Big Blue Bubble's first-person RPG starts off with a short quiz targeted at gauging your personality and assigning you a character class accordingly. My answers suggested that I don't like direct conflict, so I became an assassin, skilled with ranged attacks. Once my character was created, the game began, and I stepped off a boat into a small town, walking into the town square with the D-pad and looking around with the face buttons (the touch screen works as well).
From talking to the inhabitants, using dialogue trees populated by statements of varying irreverence, I learned that the mountain keep I was hoping to explore was way dangerous!
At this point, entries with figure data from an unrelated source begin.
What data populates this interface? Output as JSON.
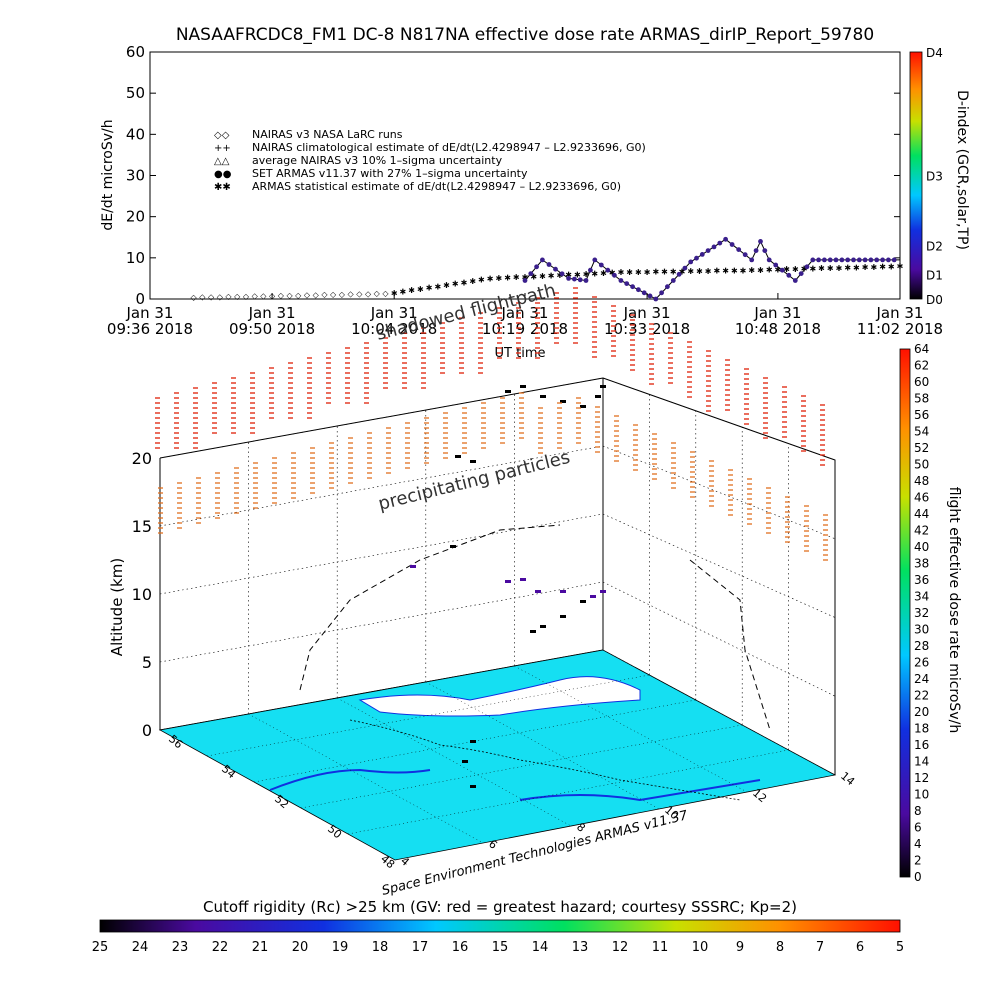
{
  "title": "NASAAFRCDC8_FM1 DC-8    N817NA effective dose rate ARMAS_dirIP_Report_59780",
  "chart_data": [
    {
      "type": "scatter",
      "panel": "dose rate time series",
      "ylabel": "dE/dt microSv/h",
      "xlabel": "UT time",
      "ylim": [
        0,
        60
      ],
      "yticks": [
        0,
        10,
        20,
        30,
        40,
        50,
        60
      ],
      "xticks": [
        {
          "t": "09:36",
          "label1": "Jan 31",
          "label2": "09:36 2018"
        },
        {
          "t": "09:50",
          "label1": "Jan 31",
          "label2": "09:50 2018"
        },
        {
          "t": "10:04",
          "label1": "Jan 31",
          "label2": "10:04 2018"
        },
        {
          "t": "10:19",
          "label1": "Jan 31",
          "label2": "10:19 2018"
        },
        {
          "t": "10:33",
          "label1": "Jan 31",
          "label2": "10:33 2018"
        },
        {
          "t": "10:48",
          "label1": "Jan 31",
          "label2": "10:48 2018"
        },
        {
          "t": "11:02",
          "label1": "Jan 31",
          "label2": "11:02 2018"
        }
      ],
      "legend": [
        {
          "symbol": "◇◇",
          "text": "NAIRAS v3 NASA LaRC runs"
        },
        {
          "symbol": "++",
          "text": "NAIRAS climatological estimate of dE/dt(L2.4298947 – L2.9233696, G0)"
        },
        {
          "symbol": "△△",
          "text": "average NAIRAS v3 10% 1–sigma uncertainty"
        },
        {
          "symbol": "●●",
          "text": "SET ARMAS v11.37 with 27% 1–sigma uncertainty"
        },
        {
          "symbol": "✱✱",
          "text": "ARMAS statistical estimate of dE/dt(L2.4298947 – L2.9233696, G0)"
        }
      ],
      "series": [
        {
          "name": "SET ARMAS v11.37 with 27% 1–sigma uncertainty",
          "color": "#3a1f8c",
          "points": [
            [
              "10:19",
              4.5
            ],
            [
              "10:21",
              9.5
            ],
            [
              "10:24",
              5.0
            ],
            [
              "10:26",
              4.5
            ],
            [
              "10:27",
              9.5
            ],
            [
              "10:30",
              4.5
            ],
            [
              "10:34",
              0.0
            ],
            [
              "10:36",
              4.5
            ],
            [
              "10:38",
              9.0
            ],
            [
              "10:42",
              14.5
            ],
            [
              "10:45",
              9.5
            ],
            [
              "10:46",
              14.0
            ],
            [
              "10:47",
              9.5
            ],
            [
              "10:50",
              4.5
            ],
            [
              "10:52",
              9.5
            ],
            [
              "11:02",
              9.5
            ]
          ]
        },
        {
          "name": "NAIRAS v3 NASA LaRC runs",
          "color": "#000000",
          "points": [
            [
              "09:36",
              0.3
            ],
            [
              "10:04",
              1.5
            ],
            [
              "10:15",
              5.0
            ],
            [
              "10:30",
              6.5
            ],
            [
              "10:45",
              7.0
            ],
            [
              "11:02",
              8.0
            ]
          ]
        }
      ],
      "d_index_scale": {
        "label": "D-index (GCR,solar,TP)",
        "ticks": [
          {
            "label": "D0",
            "value": 0
          },
          {
            "label": "D1",
            "value": 6
          },
          {
            "label": "D2",
            "value": 13
          },
          {
            "label": "D3",
            "value": 30
          },
          {
            "label": "D4",
            "value": 60
          }
        ]
      }
    },
    {
      "type": "scatter",
      "panel": "3D flight path and dose rate",
      "zlabel": "Altitude (km)",
      "zticks": [
        0,
        5,
        10,
        15,
        20
      ],
      "latitude_ticks": [
        48,
        50,
        52,
        54,
        56
      ],
      "longitude_ticks": [
        4,
        6,
        8,
        10,
        12,
        14
      ],
      "annotations": [
        "shadowed flightpath",
        "precipitating particles"
      ],
      "footer": "Space Environment Technologies ARMAS v11.37",
      "colorbar": {
        "label": "flight effective dose rate microSv/h",
        "min": 0,
        "max": 64,
        "ticks": [
          0,
          2,
          4,
          6,
          8,
          10,
          12,
          14,
          16,
          18,
          20,
          22,
          24,
          26,
          28,
          30,
          32,
          34,
          36,
          38,
          40,
          42,
          44,
          46,
          48,
          50,
          52,
          54,
          56,
          58,
          60,
          62,
          64
        ]
      }
    }
  ],
  "cutoff_bar": {
    "title": "Cutoff rigidity (Rc) >25 km  (GV: red = greatest hazard; courtesy SSSRC; Kp=2)",
    "ticks": [
      "25",
      "24",
      "23",
      "22",
      "21",
      "20",
      "19",
      "18",
      "17",
      "16",
      "15",
      "14",
      "13",
      "12",
      "11",
      "10",
      "9",
      "8",
      "7",
      "6",
      "5"
    ]
  }
}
So dangerous, in fact, that the gate leading to the mountain was locked. Keys are only issued to adventurers who prove their skills with a weapon, which I did by beating up a straw dummy (covered in retractable spikes) outside the weapons shop. The town and its occupants all have a not-too-serious character that makes wandering around more interesting. Items all have interesting descriptions too: the "Old Mace," for example, "has been used many times on many unfriendly people."
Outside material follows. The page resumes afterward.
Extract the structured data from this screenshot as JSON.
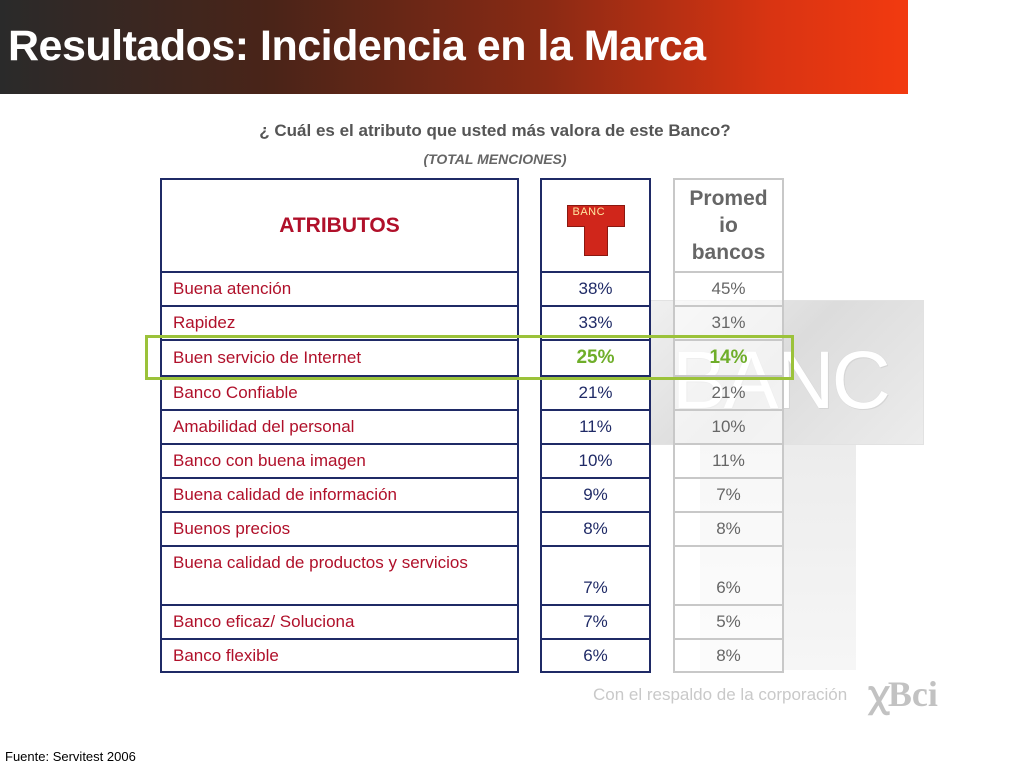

Once inside the keep, I walked around the lowest level looking for valuable ore. The keep is rife with orcs, so I got to try out my new combat skills. Aiming with the face buttons or touch screen, you attack the 2D sprite enemies with either shoulder button, or by touching the "attack" icon. Because I was an assassin, I had a bow and arrow, allowing me to run like a sensible coward and attack from a distance. Eventually, I came across a dwarf who gave me an additional quest beyond my hunt for ore: he wanted a hammer. I went off in search of one, and was attacked a few rooms away by a bunch of less friendly dwarves who hadn't lost their weapons. I tried over and over again, and died every time, letting a chilling in-game scream as I was hit by an axe or hammer. Sometimes, when I restarted, an orc would be in the room as well, also taking part in my murder.
Though my time in Firetop Mountain was brief, a complex game was already emerging. My character had a skill tree with upgradeable stats, attacks, spells, and even weapon enchantments. The in-game map allows the player to draw notes with the stylus. And even treasure chests offer challenge, with one chest locked with a puzzle that kills you within seconds if not solved. But all that is a side offering for the real game, which is walking around in caves and jamming on the shoulder buttons to damage orcs and dwarves in tiny increments. Which, at least for me, seemed like it could be monotonous. And insurmountably difficult.
Fighting Fantasy: The Warlock of Firetop Mountain will be out on November 24.